Constructing Gender: The Origins of Michigan’s Union and League

Curated by: Nancy Bartlett
January 28 - May 7, 2017
The Jan and David Brandon Family Bridge

Ask U-M students, alumni, or fans what symbolizes the University of Michigan, and you’ll likely hear the Big House, the Diag, along with the Michigan Union and the Michigan League. Since they officially opened in 1919 and 1929, respectively, the Union and League have been destinations for generations of Wolverines yet few know the rich history of the buildings’ origins or about the architects who brought them both to life: brothers and U-M alums Irving K. and Allen Pond.

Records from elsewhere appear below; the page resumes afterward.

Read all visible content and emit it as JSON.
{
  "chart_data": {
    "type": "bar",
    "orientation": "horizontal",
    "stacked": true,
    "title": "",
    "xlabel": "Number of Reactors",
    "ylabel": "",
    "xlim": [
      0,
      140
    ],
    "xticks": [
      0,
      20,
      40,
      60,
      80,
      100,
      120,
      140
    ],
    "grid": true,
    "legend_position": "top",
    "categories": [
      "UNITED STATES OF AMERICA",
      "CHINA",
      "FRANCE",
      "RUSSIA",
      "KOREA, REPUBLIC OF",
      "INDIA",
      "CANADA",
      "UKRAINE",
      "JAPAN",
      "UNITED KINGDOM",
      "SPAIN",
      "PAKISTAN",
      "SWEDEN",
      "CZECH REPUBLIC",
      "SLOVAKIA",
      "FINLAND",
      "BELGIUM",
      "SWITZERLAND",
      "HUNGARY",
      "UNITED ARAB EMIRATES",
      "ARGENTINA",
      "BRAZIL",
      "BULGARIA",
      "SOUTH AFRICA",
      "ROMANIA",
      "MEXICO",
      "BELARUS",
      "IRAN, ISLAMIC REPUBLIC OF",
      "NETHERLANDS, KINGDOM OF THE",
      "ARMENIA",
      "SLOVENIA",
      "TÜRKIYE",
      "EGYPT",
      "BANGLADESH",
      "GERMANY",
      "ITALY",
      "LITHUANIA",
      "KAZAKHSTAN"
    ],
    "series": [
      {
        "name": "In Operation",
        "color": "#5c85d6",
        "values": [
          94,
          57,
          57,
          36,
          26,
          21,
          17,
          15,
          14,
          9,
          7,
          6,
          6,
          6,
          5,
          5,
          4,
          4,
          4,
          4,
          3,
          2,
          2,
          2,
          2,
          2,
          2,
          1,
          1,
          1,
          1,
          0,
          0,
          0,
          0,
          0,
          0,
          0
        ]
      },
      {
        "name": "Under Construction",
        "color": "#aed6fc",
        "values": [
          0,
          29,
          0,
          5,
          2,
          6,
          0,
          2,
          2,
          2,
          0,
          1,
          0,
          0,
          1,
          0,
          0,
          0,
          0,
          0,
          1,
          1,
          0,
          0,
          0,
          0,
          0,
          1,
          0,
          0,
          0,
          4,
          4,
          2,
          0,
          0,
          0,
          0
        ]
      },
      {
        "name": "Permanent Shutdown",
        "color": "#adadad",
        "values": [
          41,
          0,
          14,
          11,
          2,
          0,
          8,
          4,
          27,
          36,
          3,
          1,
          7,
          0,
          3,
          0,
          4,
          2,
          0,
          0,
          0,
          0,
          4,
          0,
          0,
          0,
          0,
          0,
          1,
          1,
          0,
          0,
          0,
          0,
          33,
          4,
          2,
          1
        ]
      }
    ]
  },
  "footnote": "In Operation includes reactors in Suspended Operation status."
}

The exhibition, organized in celebration of the University of Michigan’s bicentennial in 2017, illuminates the architecture and bustling student life of these iconic buildings using original drawings, renderings, photographs, color studies, and even dance cards from the Bentley Historical Library, which serves as the University of Michigan archives. These fascinating documents reveal how the buildings were conceived, constructed, and first occupied by students and alumni. Guest curated by Nancy Bartlett of the Bentley Historical Library, the exhibition reveals how the Ponds meticulously conceived and constructed the two clubs—one for men, one for women—by weaving ideas about gender and society into the very fabric of the buildings themselves.


Lead support for Constructing Gender: The Origins of Michigan’s Union and League is provided by the Herbert W. and Susan L. Johe Endowment.